More aptly titled The Big Miss, this grade-Z action parody looks like a second-rate
John Woo cast-off (Woo and longtime partner Terence Chang produced it, alongside
a slumming Wesley Snipes) and feels like something out of Lloyd Kaufman's Big Bag
o' Troma Rejects. Wahlberg makes a stunningly bad career move as Melvin Smiley, a
Long Island hit man who just wants to be loved, so much so that he can't seem to
break up with either his uncomically Jewish fiancée Pam (Applegate) or his mistress
Chantel (Rochon). Things come to a head when, desperate for cash in order to keep
Chantel happy, he takes a moonlighting gig with his buddies and ends up kidnapping
Keiko (Chow), the goddaughter of head honcho Paris (Brooks, of Deep Space Nine).
From here on out, it's one long, long, long chase to avoid slaughter by his old henchman
Cisco (Phillips), who's turned tail and is out to save his own skin by flaying Melvin's.

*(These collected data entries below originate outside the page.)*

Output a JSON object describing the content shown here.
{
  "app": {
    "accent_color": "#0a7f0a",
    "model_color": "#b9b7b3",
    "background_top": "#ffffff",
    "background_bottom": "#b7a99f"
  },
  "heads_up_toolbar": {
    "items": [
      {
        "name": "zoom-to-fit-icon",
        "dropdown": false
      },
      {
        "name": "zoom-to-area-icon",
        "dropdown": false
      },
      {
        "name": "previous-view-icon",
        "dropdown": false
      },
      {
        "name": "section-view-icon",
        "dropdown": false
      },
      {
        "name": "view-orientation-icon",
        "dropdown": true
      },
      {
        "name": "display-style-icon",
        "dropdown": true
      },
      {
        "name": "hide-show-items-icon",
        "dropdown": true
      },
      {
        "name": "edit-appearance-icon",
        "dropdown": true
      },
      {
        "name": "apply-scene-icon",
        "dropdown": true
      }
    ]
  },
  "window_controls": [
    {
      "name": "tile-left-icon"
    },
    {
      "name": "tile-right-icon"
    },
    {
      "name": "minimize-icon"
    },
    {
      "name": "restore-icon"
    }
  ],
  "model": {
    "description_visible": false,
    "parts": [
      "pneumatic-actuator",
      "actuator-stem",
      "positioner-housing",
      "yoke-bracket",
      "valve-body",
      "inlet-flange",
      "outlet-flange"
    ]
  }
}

Confused yet? Ah, but this is just the first 20 minutes, grasshopper. Incidental
comedy comes and goes in The Big Hit like artillery at a Triad block party, but very
little of it connects. Thankfully, director Wong has a firm grasp on the action,
and plenty of skillfully over-the-top shoot-outs litter the film like spent shell
casings, but all action and an incomprehensible plot make for one strange hybrid.
This almost feels like one of Sammo Hung's early comedy misfires, although it enjoys
a bigger budget and the added bonus of Elliott Gould as a Passover lush. Mark Walhberg's
adenoidal monotone works to good effect in The Big Hit's first 30 minutes or so,
but a running gag involving a late video store rental and his character's wanton
inanities quickly make one wish for surcease from this emerging master of unfunny
comedy. Phillips, Woodbine, Brooks, and all the rest of Wahlberg's crew turn their
acting up to "11" and then rip the knobs off. Never have I seen so much ham in a
film with so many overtly Jewish characters, nor would I care to again. Christina
Applegate, so good in Gregg Araki's Nowhere, reverts here to her Married With Children
mode, while, in the background, Lela Rochon seems to screech every other line, drawing
out her consonants in ways that'd make Urkel proud. A genuinely freakish melange
of bad acting, godawful production design, and one of the most convoluted plots of
the Nineties, The Big Hit is for masochists only, and hardcore ones at that.